There are cases in which a simple deltax = (x - lastx) won't work good, see this example for the left side of a rectangle:
xxxxxx
xxxxx deltax = 1 dy/dx = 1/1 = 1
xxxxx deltax = 0 dy/dx = 2/1 = 2
xxxx deltax = 1 dy/dx = 3/2 = 1.5
xxxx deltax = 0 dy/dx = 4/2 = 2
xxx deltax = 1 dy/dx = 5/3 = 1.66
Sometimes deltax is 0, sometimes is 1. It's better to use the slope of the line from the actual point to the top left/right point (deltay / deltax). Using it, you'll still have to stick with a tolerance, but your values will get more exact with each new line.
You could use a hough transform to find the 4 most prominent lines in the masked image. These lines will be the sides of the quadrangle.
The lines will intersect in up to 6 points, which are the 4 corners and the 2 perspective vanishing points.

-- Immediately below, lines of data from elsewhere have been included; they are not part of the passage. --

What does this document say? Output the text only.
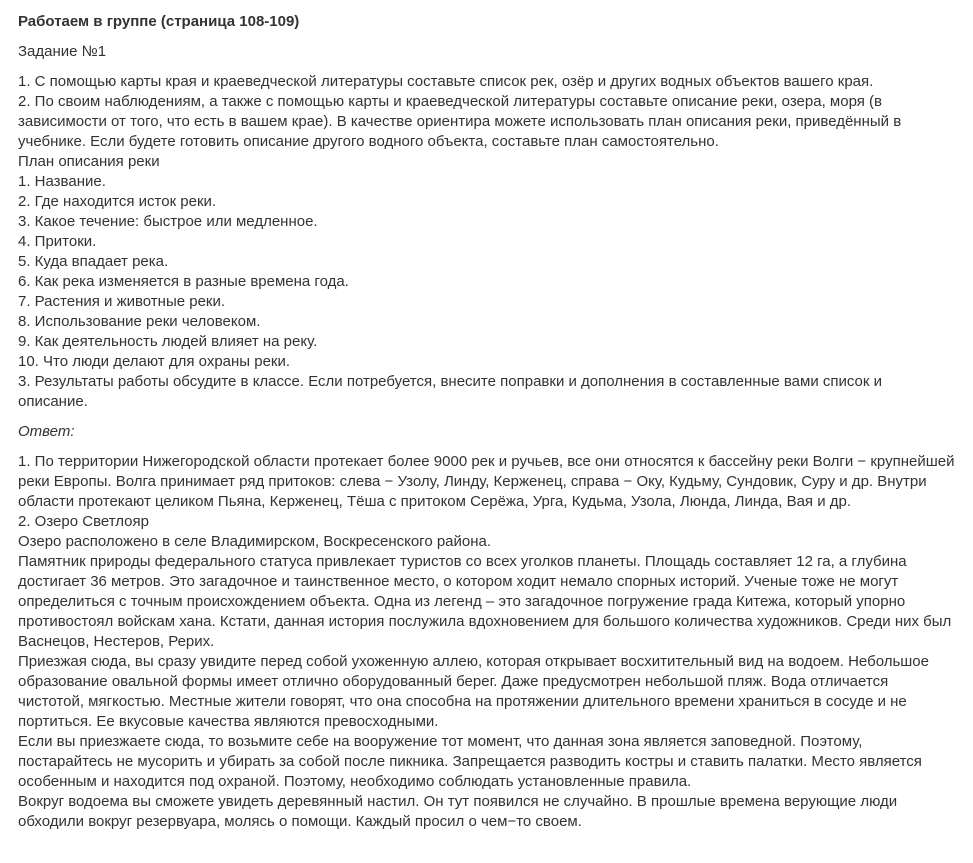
Работаем в группе (страница 108-109)
Задание №1
1. С помощью карты края и краеведческой литературы составьте список рек, озёр и других водных объектов вашего края.
2. По своим наблюдениям, а также с помощью карты и краеведческой литературы составьте описание реки, озера, моря (в зависимости от того, что есть в вашем крае). В качестве ориентира можете использовать план описания реки, приведённый в учебнике. Если будете готовить описание другого водного объекта, составьте план самостоятельно.
План описания реки
1. Название.
2. Где находится исток реки.
3. Какое течение: быстрое или медленное.
4. Притоки.
5. Куда впадает река.
6. Как река изменяется в разные времена года.
7. Растения и животные реки.
8. Использование реки человеком.
9. Как деятельность людей влияет на реку.
10. Что люди делают для охраны реки.
3. Результаты работы обсудите в классе. Если потребуется, внесите поправки и дополнения в составленные вами список и описание.
Ответ:
1. По территории Нижегородской области протекает более 9000 рек и ручьев, все они относятся к бассейну реки Волги − крупнейшей реки Европы. Волга принимает ряд притоков: слева − Узолу, Линду, Керженец, справа − Оку, Кудьму, Сундовик, Суру и др. Внутри области протекают целиком Пьяна, Керженец, Тёша с притоком Серёжа, Урга, Кудьма, Узола, Люнда, Линда, Вая и др.
2. Озеро Светлояр
Озеро расположено в селе Владимирском, Воскресенского района.
Памятник природы федерального статуса привлекает туристов со всех уголков планеты. Площадь составляет 12 га, а глубина достигает 36 метров. Это загадочное и таинственное место, о котором ходит немало спорных историй. Ученые тоже не могут определиться с точным происхождением объекта. Одна из легенд – это загадочное погружение града Китежа, который упорно противостоял войскам хана. Кстати, данная история послужила вдохновением для большого количества художников. Среди них был Васнецов, Нестеров, Рерих.
Приезжая сюда, вы сразу увидите перед собой ухоженную аллею, которая открывает восхитительный вид на водоем. Небольшое образование овальной формы имеет отлично оборудованный берег. Даже предусмотрен небольшой пляж. Вода отличается чистотой, мягкостью. Местные жители говорят, что она способна на протяжении длительного времени храниться в сосуде и не портиться. Ее вкусовые качества являются превосходными.
Если вы приезжаете сюда, то возьмите себе на вооружение тот момент, что данная зона является заповедной. Поэтому, постарайтесь не мусорить и убирать за собой после пикника. Запрещается разводить костры и ставить палатки. Место является особенным и находится под охраной. Поэтому, необходимо соблюдать установленные правила.
Вокруг водоема вы сможете увидеть деревянный настил. Он тут появился не случайно. В прошлые времена верующие люди обходили вокруг резервуара, молясь о помощи. Каждый просил о чем−то своем.
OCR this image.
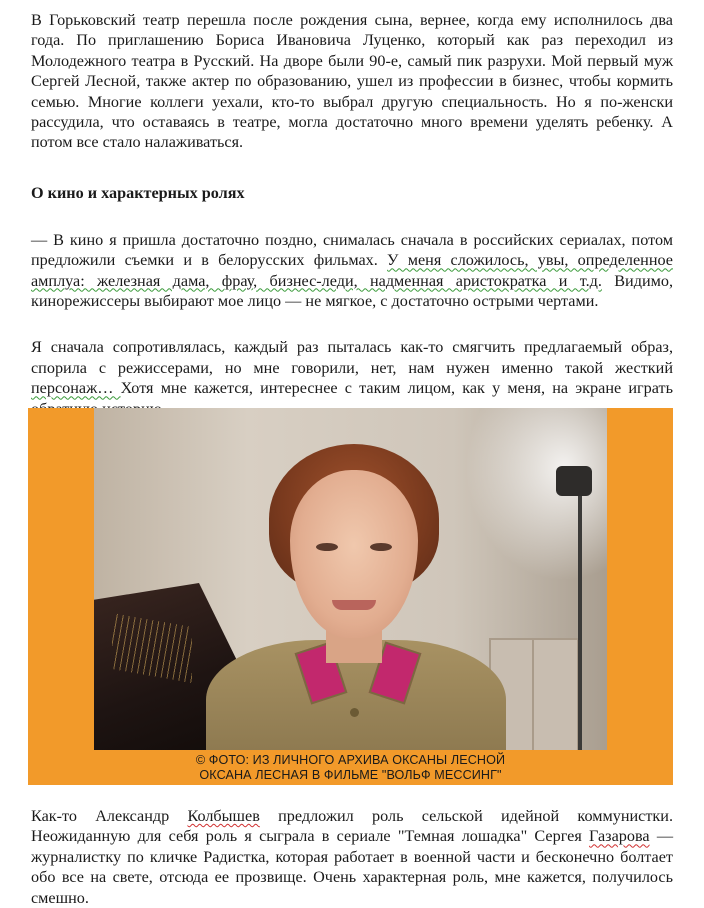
В Горьковский театр перешла после рождения сына, вернее, когда ему исполнилось два года. По приглашению Бориса Ивановича Луценко, который как раз переходил из Молодежного театра в Русский. На дворе были 90-е, самый пик разрухи. Мой первый муж Сергей Лесной, также актер по образованию, ушел из профессии в бизнес, чтобы кормить семью. Многие коллеги уехали, кто-то выбрал другую специальность. Но я по-женски рассудила, что оставаясь в театре, могла достаточно много времени уделять ребенку. А потом все стало налаживаться.

О кино и характерных ролях

— В кино я пришла достаточно поздно, снималась сначала в российских сериалах, потом предложили съемки и в белорусских фильмах. У меня сложилось, увы, определенное амплуа: железная дама, фрау, бизнес-леди, надменная аристократка и т.д. Видимо, кинорежиссеры выбирают мое лицо — не мягкое, с достаточно острыми чертами.

Я сначала сопротивлялась, каждый раз пыталась как-то смягчить предлагаемый образ, спорила с режиссерами, но мне говорили, нет, нам нужен именно такой жесткий персонаж… Хотя мне кажется, интереснее с таким лицом, как у меня, на экране играть

© ФОТО: ИЗ ЛИЧНОГО АРХИВА ОКСАНЫ ЛЕСНОЙ
ОКСАНА ЛЕСНАЯ В ФИЛЬМЕ "ВОЛЬФ МЕССИНГ"

Как-то Александр Колбышев предложил роль сельской идейной коммунистки. Неожиданную для себя роль я сыграла в сериале "Темная лошадка" Сергея Газарова — журналистку по кличке Радистка, которая работает в военной части и бесконечно болтает обо все на свете, отсюда ее прозвище. Очень характерная роль, мне кажется, получилось смешно.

These are easy to distinguish: pick any point inside the quadrangle, and check if the line from this point to each of the 6 intersection points intersects any of the lines. If not, then that intersection point is a corner.
This has the advantage that it works well even for noisy or partially obstructed images, or if your segmentation is not exact.
en.wikipedia.org/wiki/Hough_transform
Example CImg Code
I would be very interested in your results. I have been thinking about writing something like this myself, to correct photos of paper sheets taken at an angle. I am currently struggling to think of a way to correct the perspective if the 4 points are known
p.s.
Also check out
Zhengyou Zhang , Li-Wei He, "Whiteboard scanning and image enhancement"
http://research.microsoft.com/en-us/um/people/zhang/papers/tr03-39.pdf
for a more advanced solution for quadrangle detection
I have asked a related question, which tries to solve the perspective transform:
proportions of a perspective-deformed rectangle
This looks like a convex hull problem.
http://en.wikipedia.org/wiki/Convex_hull
Your problem is simpler but the same solution should work.